CMS has also put limits on how much can be used for each approved purpose. There is a 15% cap on how much of the award can go directly to providers.
“That cap is fairly low from a lot of folks’ perspective,” said Carrie Cochran-McClain, chief policy officer of the National Rural Health Association, which represents rural health care providers. “It is in no way direct payments to rural hospitals or rural clinics, and it’s not even necessarily a guarantee in every state that those entities will be receiving funding, although I would hope so, given the general intent of the program.”
Weatherford Regional Hospital in western Oklahoma is the only critical access hospital still delivering babies in the state, according to the Oklahoma Hospital Association.
“For our hospital, we barely make a profit,” said Darin Farrell, president and CEO of the hospital, who added that he worries his facility won’t be able to maintain obstetrics after Medicaid cuts down the line. “If they don’t put something else to fill the gap of those cuts that are coming, then we’re all going to have to decide what services are the most vital.”
In West Virginia, more than half of the population lives in a rural area and about a dozen rural hospitals are at risk of closure, according to a report by the Center for Healthcare Quality and Payment Reform. Jim Kaufman, president and CEO of the West Virginia Hospital Association, which met with Republican Gov.
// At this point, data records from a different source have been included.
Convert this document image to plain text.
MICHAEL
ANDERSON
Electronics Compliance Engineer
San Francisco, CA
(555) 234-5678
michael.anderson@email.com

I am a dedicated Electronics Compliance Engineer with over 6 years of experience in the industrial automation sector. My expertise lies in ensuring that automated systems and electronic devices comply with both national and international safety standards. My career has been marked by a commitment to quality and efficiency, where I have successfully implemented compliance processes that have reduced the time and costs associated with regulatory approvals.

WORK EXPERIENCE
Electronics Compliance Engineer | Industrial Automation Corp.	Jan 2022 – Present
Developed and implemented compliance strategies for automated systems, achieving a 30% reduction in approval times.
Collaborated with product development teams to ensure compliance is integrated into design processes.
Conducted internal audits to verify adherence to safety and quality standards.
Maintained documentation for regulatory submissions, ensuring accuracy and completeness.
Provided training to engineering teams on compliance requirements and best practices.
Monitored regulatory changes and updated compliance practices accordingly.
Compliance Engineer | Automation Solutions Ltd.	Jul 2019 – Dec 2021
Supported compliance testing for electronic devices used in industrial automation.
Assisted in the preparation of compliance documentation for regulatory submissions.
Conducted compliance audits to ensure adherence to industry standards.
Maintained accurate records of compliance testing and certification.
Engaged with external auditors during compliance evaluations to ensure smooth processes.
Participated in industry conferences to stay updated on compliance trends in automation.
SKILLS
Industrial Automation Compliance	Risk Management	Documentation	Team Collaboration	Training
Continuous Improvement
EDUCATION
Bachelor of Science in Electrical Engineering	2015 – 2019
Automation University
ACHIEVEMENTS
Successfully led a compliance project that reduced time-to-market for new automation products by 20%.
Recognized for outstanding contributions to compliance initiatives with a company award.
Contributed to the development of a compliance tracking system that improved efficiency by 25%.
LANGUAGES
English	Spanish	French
Patrick Morrisey’s office to provide feedback ahead of the application deadline, said the fund will not be enough to offset Medicaid cuts.
“We’re estimating we’re going to lose more than a billion dollars once all the cuts are fully implemented, just from the hospitals in West Virginia,” he said. “So while this rural health application does provide some opportunity to look at transforming rural health care, it will not replace the dollars that the hospitals are losing alone.”